Recently, we established the location, morphology and neurochemical coding of vagal smooth-muscle-associated airway receptors (SMARs) in rat lungs. These receptors were characterised as branching laminar terminals that originated from myelinated nerve fibres and were intercalated between airway smooth-muscle bundles. To allow the direct physiological examination of these receptors, the present investigation aimed at visualising SMARs in airway whole-mounts of rat and mouse lungs ex vivo. Short incubation with various styryl pyridinium dyes (AM1-43, FM2-10, FM4-64 or 4-Di-2-ASP) gave a highly selective fluorescent visualisation of both laminar nerve terminals and myelinated fibres from which they originated throughout the intrapulmonary airway tree in mouse and in rat. The reliable and specific labelling of SMARs ex vivo with these lipophilic membrane dyes was confirmed via immunostaining for protein gene-product 9.5 and vesicular glutamate transporters.

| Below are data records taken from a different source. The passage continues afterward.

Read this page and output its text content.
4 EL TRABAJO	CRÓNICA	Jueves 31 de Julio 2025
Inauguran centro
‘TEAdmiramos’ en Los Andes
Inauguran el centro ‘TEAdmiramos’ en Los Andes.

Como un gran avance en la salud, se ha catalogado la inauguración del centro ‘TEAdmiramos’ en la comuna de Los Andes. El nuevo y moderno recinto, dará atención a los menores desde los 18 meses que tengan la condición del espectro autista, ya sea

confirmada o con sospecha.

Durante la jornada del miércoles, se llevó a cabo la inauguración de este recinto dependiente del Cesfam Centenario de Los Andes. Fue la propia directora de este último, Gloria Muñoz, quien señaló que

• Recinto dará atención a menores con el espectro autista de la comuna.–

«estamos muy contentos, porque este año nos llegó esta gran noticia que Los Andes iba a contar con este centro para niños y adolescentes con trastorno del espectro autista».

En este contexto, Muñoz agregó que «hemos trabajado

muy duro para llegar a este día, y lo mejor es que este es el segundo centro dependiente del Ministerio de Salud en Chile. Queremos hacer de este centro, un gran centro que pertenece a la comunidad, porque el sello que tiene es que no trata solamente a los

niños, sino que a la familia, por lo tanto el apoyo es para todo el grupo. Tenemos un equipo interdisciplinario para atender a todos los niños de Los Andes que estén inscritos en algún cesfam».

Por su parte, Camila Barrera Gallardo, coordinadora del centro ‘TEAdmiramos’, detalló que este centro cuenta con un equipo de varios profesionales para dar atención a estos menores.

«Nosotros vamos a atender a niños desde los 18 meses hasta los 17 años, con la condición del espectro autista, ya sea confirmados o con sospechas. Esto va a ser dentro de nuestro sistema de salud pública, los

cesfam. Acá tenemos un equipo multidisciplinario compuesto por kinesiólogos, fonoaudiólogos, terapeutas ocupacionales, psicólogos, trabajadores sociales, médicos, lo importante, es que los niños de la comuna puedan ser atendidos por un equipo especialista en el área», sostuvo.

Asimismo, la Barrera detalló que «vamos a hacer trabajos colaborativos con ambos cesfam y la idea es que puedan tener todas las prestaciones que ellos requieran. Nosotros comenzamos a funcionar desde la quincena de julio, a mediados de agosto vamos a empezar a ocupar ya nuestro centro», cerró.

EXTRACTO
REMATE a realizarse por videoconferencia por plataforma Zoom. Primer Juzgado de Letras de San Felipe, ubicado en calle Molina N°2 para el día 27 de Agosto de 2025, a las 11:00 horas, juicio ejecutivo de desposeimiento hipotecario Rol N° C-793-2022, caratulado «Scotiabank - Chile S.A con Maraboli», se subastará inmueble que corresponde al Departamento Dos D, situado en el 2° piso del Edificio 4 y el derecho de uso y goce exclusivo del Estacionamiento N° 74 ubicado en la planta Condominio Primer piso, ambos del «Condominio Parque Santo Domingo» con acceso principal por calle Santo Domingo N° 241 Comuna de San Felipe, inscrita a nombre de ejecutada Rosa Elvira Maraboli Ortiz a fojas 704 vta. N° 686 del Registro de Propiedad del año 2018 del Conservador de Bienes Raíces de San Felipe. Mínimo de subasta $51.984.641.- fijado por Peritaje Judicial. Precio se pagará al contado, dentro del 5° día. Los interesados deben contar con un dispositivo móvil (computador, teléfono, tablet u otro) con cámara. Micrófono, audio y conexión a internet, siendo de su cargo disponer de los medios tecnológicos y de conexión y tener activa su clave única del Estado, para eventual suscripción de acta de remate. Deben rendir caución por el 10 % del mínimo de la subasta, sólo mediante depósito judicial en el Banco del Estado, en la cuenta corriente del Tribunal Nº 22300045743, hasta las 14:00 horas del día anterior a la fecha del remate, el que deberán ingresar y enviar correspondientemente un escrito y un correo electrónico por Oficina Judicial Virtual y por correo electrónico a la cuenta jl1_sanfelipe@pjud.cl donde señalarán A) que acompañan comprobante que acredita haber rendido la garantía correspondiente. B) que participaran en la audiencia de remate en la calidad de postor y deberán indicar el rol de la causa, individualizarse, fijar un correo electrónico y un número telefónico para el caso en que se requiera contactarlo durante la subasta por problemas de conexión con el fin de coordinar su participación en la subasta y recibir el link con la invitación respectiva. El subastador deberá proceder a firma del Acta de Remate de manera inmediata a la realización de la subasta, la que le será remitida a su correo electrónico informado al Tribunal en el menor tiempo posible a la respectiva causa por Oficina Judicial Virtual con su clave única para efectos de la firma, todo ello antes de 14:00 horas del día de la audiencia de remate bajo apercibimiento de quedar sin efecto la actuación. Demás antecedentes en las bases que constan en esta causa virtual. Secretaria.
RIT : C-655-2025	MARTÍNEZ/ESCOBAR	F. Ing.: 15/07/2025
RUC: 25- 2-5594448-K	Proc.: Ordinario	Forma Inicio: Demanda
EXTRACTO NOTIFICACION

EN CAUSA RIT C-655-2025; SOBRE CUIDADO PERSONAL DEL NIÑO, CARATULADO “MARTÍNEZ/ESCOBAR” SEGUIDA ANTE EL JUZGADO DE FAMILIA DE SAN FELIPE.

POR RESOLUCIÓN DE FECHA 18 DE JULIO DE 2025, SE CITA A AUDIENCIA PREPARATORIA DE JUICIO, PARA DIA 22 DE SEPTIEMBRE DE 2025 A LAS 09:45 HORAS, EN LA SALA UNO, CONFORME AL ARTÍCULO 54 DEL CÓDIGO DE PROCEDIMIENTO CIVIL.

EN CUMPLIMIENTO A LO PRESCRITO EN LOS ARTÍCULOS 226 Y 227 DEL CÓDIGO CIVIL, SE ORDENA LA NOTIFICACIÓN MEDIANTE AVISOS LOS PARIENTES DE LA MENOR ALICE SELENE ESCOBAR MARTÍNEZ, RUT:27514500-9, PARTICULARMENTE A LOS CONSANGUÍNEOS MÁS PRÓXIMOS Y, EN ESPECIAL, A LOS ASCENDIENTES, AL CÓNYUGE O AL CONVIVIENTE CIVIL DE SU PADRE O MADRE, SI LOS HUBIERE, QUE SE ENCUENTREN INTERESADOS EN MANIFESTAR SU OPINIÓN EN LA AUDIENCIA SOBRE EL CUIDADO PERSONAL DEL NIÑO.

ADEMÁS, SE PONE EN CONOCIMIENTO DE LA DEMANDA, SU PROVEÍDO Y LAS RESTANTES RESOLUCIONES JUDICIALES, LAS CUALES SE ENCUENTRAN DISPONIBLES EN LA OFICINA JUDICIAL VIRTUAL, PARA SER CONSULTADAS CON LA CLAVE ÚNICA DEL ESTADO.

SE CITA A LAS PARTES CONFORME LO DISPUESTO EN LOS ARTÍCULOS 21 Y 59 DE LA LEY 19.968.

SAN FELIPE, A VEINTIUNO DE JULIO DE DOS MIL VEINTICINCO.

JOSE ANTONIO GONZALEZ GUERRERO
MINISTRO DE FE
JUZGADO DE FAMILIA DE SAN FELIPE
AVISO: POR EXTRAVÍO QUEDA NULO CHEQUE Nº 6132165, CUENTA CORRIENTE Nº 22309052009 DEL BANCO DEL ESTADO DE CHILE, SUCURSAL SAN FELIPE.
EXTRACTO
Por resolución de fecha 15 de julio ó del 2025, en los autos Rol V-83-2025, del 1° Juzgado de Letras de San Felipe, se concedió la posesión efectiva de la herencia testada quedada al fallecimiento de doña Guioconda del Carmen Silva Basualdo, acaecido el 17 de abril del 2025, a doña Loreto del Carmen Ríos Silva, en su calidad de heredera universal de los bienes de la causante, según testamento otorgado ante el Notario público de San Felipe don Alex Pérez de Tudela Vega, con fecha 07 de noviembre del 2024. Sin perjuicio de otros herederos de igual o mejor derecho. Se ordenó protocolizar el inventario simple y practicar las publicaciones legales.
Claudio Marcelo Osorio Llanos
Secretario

Similar to the intrapulmonary location of NEBs, these SMARs appeared to be even more explicitly located near airway bifurcations. Both the trachealis muscle and the smooth-muscle bundles of extrapulmonary bronchi were also shown to contain laminar nerve terminals that were morphologically similar to the SMARs reported in the intrapulmonary airways. Thus, this study provides an in-vitro model enabling, for the first time, the fast and reliable visualisation of SMARs and the myelinated nerve fibres from which they originate in airway whole-mount preparations ex vivo. As such, this model opens up further perspectives and creates a valid basis for direct physiological measurement and manipulation of the individually identified airway receptors.